Alternatively a list might serve as an organizing tool without
ultimately coming to a single decision but rather by ending each topic
with a document that summarized any area of agreement, and majority and
minority opinions on all areas of disagreement. It could also include
similar sections on tactics -- that is what tactics were universally
recommended, what tactics were supported by a majority, and what only by
various minorities of the group.
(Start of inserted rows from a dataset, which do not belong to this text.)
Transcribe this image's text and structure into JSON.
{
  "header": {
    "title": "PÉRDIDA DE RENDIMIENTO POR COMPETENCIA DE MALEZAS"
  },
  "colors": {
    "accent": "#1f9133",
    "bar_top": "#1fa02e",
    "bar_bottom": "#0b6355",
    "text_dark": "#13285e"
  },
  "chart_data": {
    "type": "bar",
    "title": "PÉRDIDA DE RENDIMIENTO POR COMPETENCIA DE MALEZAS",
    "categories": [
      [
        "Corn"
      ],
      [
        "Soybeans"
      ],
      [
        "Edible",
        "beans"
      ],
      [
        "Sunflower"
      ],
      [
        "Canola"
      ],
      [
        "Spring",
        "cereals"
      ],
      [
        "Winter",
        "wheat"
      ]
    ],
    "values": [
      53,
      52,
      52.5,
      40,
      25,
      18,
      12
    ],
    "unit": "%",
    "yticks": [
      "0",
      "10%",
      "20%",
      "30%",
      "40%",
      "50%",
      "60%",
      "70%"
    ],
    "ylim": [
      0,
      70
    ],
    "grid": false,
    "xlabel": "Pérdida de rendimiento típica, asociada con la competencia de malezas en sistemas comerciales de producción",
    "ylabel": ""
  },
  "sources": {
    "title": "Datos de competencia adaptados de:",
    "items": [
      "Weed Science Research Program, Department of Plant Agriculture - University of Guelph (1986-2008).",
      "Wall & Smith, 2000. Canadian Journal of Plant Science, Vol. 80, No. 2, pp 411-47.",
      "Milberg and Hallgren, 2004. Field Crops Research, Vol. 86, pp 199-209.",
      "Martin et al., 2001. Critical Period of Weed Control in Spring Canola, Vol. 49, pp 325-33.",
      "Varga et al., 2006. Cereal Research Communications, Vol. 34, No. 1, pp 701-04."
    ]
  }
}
Even when on lists that made decisions
such a summary of view could prove useful.

Doyle
The ability to form social organization is deeply related to the ability of
individual workers to connect socially with other workers (having developed
social skills appropriate to electronic digital communications) through
simple conversation.

Gar,
No need
for fancy technology to accommodate it to a variety of goals.

Doyle
Yes there is a need for fancy technology at least in a business sense.
Japan has rapidly asserted wireless internet access for their people.  Their
imode systems broadly are putting their people at a higher level of
knowledge production than is the U.S. at this time.  In turn this wireless
technology is more suitable to countries who have no potential broad band
wired infrastructure unlike the U.S.  High bandwidth devices that are
handheld or wearable (and relatively cheap compared to desktop computers)
which require no literacy would put many peoples on a much more equal
footing to typical U.S. workers with regard to knowledge production (in the
sense of conversation).

Gar,
BTW, without commenting on any specific personalities, optimistic, warm,
friendly, open people with a good sense of humor, and a low level of
condescendsion and hostility make the best moderators..

Doyle
I don't agree with this.  I enjoy nice people, but your point lacks a sense
of what exactly it is that someone moderating contributes to a conversation
list when they work in the above manner.  Moderators imply a restricted size
to the list, that is roughly how much volume they can read and react to in a
day.  This does not jibe with the obvious increase that are coming with
bandwidth and wireless technology impact on lists.  One has to ask, how much
can one person do, and how groups of people can work together to have large
volumes lists.  How can automation help as e-lists increase beyond the scope
of a single manager or small group.  I hope one does not envision e-lists
remaining tiny groupings.

It is not wrong to want to feel happy with the character and quality of the
conversations on lists and how they are managed.   It is important though to
understand what conversation might lead to as bandwidth and connectivity
changes in the next period of time happen.  We can see in corporate work,
that the next step for e-list organization may well be about wireless, broad
band systems.  Wireless because this allows people outside the U.S. the same
sorts of access as in developed countries.  Broad band because that allows
actual increase in quantity and quality of the conversation.  These will
appear in business as necessary forms of business needs concerning knowledge
capital, and for us shaping the workers experience of knowledge production.